This assignment will introduce you to the basics of extending GPU Microarchitecture to accelerate a kernel in hardware You will add a new RISC-V custom instruction for computing the integer dot product: VX_DOT8. You will also implement this instruction in the SimX cycle-level simulator.
VX_DOT8 calculates the dot product of two 4x4 vectors of int8 integers.
Dot Product = (A1*B1 + A2*B2 + A3*B3 + A4*B4)

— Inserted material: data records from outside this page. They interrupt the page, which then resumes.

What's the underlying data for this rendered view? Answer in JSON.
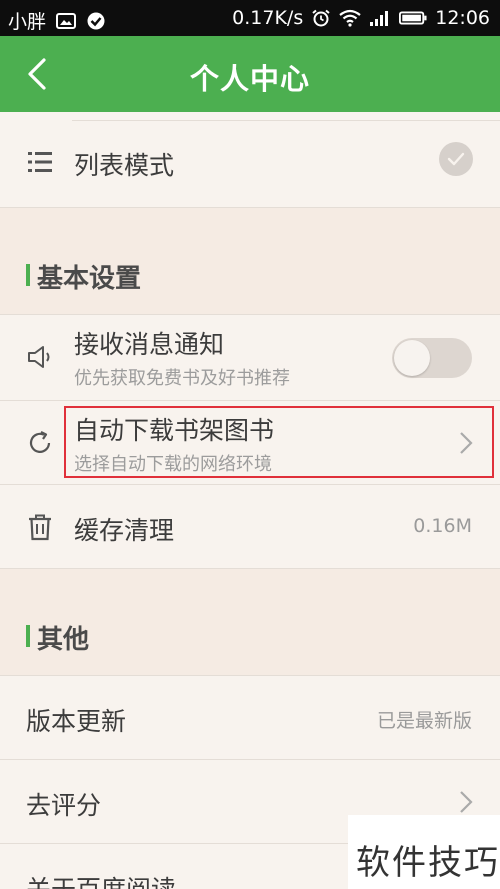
{
  "status_bar": {
    "carrier": "小胖",
    "network_speed": "0.17K/s",
    "time": "12:06",
    "icons": [
      "image-icon",
      "check-badge-icon",
      "alarm-icon",
      "wifi-icon",
      "signal-icon",
      "battery-icon"
    ]
  },
  "header": {
    "title": "个人中心",
    "back_icon": "chevron-left-icon"
  },
  "list_mode": {
    "label": "列表模式",
    "icon": "list-icon",
    "checked": true
  },
  "section_basic": {
    "label": "基本设置"
  },
  "notifications": {
    "label": "接收消息通知",
    "description": "优先获取免费书及好书推荐",
    "icon": "speaker-icon",
    "enabled": false
  },
  "auto_download": {
    "label": "自动下载书架图书",
    "description": "选择自动下载的网络环境",
    "icon": "refresh-icon"
  },
  "cache": {
    "label": "缓存清理",
    "value": "0.16M",
    "icon": "trash-icon"
  },
  "section_other": {
    "label": "其他"
  },
  "version": {
    "label": "版本更新",
    "value": "已是最新版"
  },
  "rate": {
    "label": "去评分"
  },
  "about": {
    "label": "关于百度阅读"
  },
  "watermark": {
    "text": "软件技巧"
  },
  "colors": {
    "accent": "#4caf50",
    "background": "#f8f3ee",
    "section_background": "#f5ebe3",
    "highlight_border": "#e0303a"
  }
}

The instruction format is as follows:
VX_DOT8 rd, rs1, rs2
where each source registers rs1 and rs2 hold four int8 elements.
rs1 := {A1, A2, A3, A4}
rs2 := {B1, B2, B3, B4}
rd := destination int32 result
Use the R-Type RISC-V instruction format.
| funct7 | rs2 | rs1 | funct3 | rd | opcode |
| 7 bits | 5 bits | 5 bits | 3 bits | 5 bit | 7 bits |
where:
opcode: opcode reserved for custom instructions.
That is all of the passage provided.